IT HAS been bad enough to witness the “journeys” being undertaken on the X-Factor and The Voice and Strictly Come Weightloss/Career boost, now we have to witness grown men almost having a breakdown over a sponge.

When it began, the Great British Bake Off seemed the sort of TV which would avoid the pitfalls of other types of talent contests by virtue of it springing from the Marguerite Patten stiff upper lip world of make do and mend and minimising food waste.

There we were, post-Jubilee street parties and post-Olympics flag-waving, ripe for another experience straight from the 1950s world of floral tea sets and recession- proof macaroons, only to be faced with men having a hissy fit over their bread-making or pastry having a soggy bottom.

There has been a lot of tosh written in the Press this week about how men who bake are sexy – not if they are going to have a breakdown over their jam tarts.

We women are looking for the strong, silent type of baker who can whip up a chocolate fondant without fuss and nonsense. All the hyper-stressing and gazing into the oven door while knotting the corner of an apron does nothing for most of us.

I do, however, love judges Paul ‘Badger’ Hollywood and Mary ‘None Of Your Nonsense Thank You’ Berry, permanently unfazed by the disasters they are asked to sample and the strange, lurking presence of Mel Giedroyc and Sue Perkins. And as 7.2 million people viewed the all-male final this year, won by 23-year-old law student JohnWhaite, it’s unsurprising that the Americans now have Badger and Berry in their sights.

Rumour has it that network CBS are interested in “snapping them up” and exporting the show to the States.

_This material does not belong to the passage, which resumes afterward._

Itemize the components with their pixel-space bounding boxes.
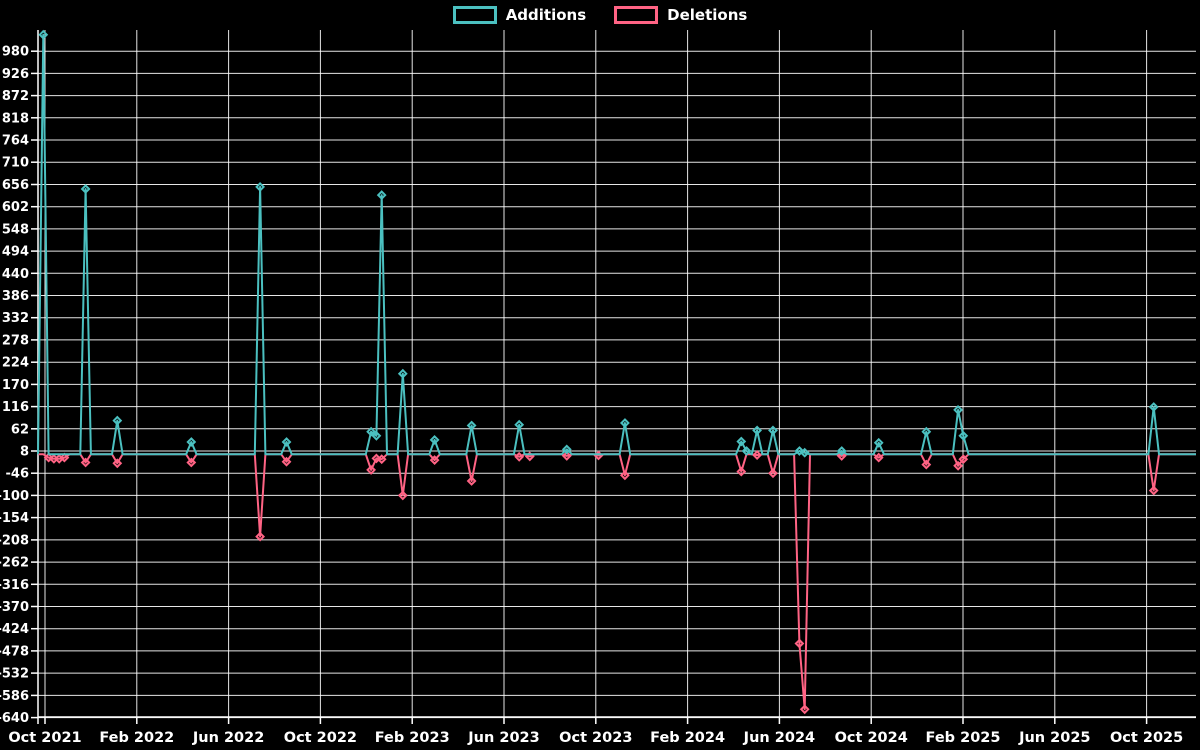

The format has already been sold to Denmark and Sweden, and is a hit, and there are plans to make versions in Belgium, Poland, Australia, Ireland, Norway and France.

It’s successful precisely because this is a get-on-with-it type of show.

So next series, let’s not spoil it with more tear-jerking back-stories, selection of high-maintenance contestants or emotional “journeys”.

That would fair curdle the milk in our Darjeeling.

We’re skint but insist on life’s little luxuries

IT SEEMS that even when belts are being tightened, we Brits are not prepared to give up on what we think of as our “essential” pleasures.

A new survey by LV shows we are not prepared to forego our holidays, meals out, trips to the cinemas and takeaways. Forty-four per cent of us considered a holidays or weekend breaks as “essential”, with British households spending £83.3 billion on them between August 2011 and August 2012, £1.8 billion up on the previous 12 months.

Twenty-seven per cent of us said meals out are “essential”, a spend of £20.2 billion, 22 per cent said the same about TV subscription (£8.1 billion), 18 per cent thought the same about both haircuts (£4.5 billion) and a night out in a pub or bar (£12.1 billion), 17 per cent about takeaways (£12.5 billion) and 15 per cent about trips to the cinema (£833 million).

And 14 per cent of us thought eating “premium foods” was one of life’s little essentials, Brits spending £7.3 billion on them in that 12 months.

Crossing takes its toll on the Welsh

I WOULD love to know just how the government has accrued such massive maintenance and building debts from the Severn Crossings that the toll would have to remain at its current level when it returns to public ownership, as UK transport minister Stephen Hammond said last week.

Wasn’t the running of the bridges given to a private company for all these years precisely to recoup the building costs and ensure they were properly maintained?

So what exactly has gone wrong? It’s not as if there isn’t a monopoly on crossing the Severn, and I have yet to see an empty toll plaza when I have used it despite the frankly painful level of tolls we now endure.

It will simply continue to be a tax on being Welsh.